The song "Do you hear the people sing?" from the musical "Les Miserables" has become a popular protest anthem. On Saturday, an online video of a Chinese orchestra playing the song, with the musicians performing from their respective homes, went viral with nearly 19,000 shares before it was blocked.

While much of the city remained in lockdown, new cases have fallen by half in recent days, prompting state media to describe the situation as steadily improving and to be "effectively under control", suggesting a loosening of curbs ahead.

Shanghai officials, striking an upbeat tone at a news conference on Sunday, said curbs on some areas would be eased after the city managed to rein in transmission risks at the community level, excluding cases in quarantine centres.

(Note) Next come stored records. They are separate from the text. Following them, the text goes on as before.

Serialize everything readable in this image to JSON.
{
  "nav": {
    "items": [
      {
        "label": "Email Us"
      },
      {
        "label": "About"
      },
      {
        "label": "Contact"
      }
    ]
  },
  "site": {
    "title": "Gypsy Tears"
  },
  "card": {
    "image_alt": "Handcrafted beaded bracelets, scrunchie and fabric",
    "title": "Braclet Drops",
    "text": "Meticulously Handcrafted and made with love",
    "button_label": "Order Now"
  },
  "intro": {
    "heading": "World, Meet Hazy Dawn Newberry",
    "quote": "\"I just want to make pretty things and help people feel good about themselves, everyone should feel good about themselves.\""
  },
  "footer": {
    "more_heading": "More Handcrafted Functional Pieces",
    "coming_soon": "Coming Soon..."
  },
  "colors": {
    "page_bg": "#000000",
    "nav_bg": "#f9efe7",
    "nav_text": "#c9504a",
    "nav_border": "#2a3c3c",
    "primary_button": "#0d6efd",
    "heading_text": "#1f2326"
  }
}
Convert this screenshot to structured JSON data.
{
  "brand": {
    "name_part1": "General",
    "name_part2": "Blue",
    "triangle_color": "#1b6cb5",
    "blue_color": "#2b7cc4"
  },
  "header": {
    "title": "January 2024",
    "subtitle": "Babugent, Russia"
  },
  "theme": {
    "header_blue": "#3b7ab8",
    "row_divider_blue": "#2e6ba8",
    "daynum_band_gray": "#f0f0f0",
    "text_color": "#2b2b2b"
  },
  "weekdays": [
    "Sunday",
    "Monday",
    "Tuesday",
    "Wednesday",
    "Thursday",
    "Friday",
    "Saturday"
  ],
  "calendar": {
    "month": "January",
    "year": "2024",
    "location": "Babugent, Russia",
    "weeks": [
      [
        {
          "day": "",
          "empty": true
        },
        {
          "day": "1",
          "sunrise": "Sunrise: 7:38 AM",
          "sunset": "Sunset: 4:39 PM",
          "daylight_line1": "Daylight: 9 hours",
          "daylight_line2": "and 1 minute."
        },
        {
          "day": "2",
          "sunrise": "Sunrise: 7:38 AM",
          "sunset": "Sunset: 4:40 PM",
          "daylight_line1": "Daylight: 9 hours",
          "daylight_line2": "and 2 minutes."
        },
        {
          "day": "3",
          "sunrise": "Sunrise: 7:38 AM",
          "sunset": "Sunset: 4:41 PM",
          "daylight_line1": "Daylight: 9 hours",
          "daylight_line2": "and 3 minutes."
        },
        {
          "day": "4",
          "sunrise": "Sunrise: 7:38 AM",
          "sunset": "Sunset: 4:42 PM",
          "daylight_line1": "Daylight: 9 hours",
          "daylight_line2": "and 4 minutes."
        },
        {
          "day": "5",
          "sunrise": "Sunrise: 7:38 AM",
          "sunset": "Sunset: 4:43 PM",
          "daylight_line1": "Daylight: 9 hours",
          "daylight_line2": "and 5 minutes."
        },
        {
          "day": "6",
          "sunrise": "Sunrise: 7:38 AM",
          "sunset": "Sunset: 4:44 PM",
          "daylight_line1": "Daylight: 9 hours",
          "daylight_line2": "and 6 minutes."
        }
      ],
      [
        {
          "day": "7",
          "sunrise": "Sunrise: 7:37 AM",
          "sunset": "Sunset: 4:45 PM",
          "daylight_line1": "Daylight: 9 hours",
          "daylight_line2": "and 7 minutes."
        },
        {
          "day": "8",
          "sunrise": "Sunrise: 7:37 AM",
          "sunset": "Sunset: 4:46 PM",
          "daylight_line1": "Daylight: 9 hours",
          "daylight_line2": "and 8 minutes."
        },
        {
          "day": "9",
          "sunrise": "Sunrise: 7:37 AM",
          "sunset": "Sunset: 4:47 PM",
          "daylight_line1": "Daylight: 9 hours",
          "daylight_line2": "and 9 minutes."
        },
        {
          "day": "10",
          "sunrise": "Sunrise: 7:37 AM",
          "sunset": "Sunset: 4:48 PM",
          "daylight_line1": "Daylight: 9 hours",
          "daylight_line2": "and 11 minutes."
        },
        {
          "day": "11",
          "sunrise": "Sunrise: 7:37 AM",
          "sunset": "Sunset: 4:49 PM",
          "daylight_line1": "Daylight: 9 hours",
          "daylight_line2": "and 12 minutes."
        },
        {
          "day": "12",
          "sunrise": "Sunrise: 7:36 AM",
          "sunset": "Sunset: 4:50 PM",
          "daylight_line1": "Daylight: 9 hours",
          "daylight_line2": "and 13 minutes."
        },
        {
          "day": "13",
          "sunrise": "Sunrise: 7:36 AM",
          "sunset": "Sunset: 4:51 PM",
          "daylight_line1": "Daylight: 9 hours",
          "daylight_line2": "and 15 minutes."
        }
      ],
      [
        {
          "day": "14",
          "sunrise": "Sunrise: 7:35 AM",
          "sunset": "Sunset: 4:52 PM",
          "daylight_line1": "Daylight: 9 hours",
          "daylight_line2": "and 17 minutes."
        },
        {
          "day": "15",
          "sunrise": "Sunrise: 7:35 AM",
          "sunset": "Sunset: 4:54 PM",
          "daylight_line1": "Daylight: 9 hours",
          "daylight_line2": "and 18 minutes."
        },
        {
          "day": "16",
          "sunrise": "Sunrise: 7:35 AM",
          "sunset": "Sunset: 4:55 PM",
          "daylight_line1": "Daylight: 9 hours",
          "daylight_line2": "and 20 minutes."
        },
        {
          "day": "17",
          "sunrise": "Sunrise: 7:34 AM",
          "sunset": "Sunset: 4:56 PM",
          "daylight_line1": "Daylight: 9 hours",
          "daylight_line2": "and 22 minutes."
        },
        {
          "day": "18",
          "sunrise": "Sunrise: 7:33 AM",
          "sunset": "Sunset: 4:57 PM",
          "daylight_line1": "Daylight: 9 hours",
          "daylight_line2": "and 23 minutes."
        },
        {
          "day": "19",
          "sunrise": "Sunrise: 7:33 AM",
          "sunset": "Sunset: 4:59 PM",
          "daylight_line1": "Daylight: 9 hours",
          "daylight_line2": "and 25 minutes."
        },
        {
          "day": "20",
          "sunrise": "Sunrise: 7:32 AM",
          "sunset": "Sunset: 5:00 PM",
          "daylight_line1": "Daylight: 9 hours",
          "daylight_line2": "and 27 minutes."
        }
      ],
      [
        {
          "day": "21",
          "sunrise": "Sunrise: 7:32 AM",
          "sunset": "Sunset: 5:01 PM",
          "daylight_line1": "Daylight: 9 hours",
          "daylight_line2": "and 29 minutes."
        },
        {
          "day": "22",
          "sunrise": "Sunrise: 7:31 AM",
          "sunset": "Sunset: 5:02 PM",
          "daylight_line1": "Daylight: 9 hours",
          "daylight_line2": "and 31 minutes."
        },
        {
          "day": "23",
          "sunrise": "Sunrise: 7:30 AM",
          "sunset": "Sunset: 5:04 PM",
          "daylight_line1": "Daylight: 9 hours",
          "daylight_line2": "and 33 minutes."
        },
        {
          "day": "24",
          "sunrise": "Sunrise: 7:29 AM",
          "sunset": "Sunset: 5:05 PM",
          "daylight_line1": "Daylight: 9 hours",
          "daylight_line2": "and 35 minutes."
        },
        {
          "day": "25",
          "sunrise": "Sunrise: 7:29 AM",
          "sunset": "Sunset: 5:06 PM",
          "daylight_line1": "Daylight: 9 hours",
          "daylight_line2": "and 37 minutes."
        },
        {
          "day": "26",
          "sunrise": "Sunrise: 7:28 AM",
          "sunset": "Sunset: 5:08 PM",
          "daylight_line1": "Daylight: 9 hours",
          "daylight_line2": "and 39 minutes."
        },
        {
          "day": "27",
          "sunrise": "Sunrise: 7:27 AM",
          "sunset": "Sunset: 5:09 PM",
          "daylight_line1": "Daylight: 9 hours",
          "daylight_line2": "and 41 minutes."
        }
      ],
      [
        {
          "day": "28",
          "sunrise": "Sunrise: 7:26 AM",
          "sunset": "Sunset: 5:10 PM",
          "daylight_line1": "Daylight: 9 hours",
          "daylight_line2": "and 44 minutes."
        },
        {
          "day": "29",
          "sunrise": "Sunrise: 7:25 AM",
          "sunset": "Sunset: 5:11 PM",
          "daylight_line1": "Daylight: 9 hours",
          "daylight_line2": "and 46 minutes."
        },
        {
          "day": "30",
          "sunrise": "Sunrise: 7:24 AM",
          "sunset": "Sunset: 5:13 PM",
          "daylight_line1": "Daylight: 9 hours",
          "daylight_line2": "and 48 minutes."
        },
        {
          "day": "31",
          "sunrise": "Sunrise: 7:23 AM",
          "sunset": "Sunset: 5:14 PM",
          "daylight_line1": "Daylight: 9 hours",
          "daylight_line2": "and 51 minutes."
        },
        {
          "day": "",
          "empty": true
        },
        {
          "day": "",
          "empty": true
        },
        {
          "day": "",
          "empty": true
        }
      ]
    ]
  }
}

Six of its 16 districts attained zero-COVID status, meaning three consecutive days with no new daily increases in infections, senior city government official Gu Honghui told a virtual news conference.

Public transport will be allowed to resume in five districts, but residents must remain in their districts as they visit supermarkets, pharmacies and hospitals, a health official told the news conference.

Social media posts showed the streets of Fengxian, one of the six districts, filled with pedestrians and choked with scooters and bicycles.

Excluding imported cases arriving from outside the mainland, China reported 8,256 new local cases for Saturday, down from 10,703 a day before. Beijing accounted for 59 of the infections, while Shanghai saw 7,872 new cases and all of the nation's 38 fatalities.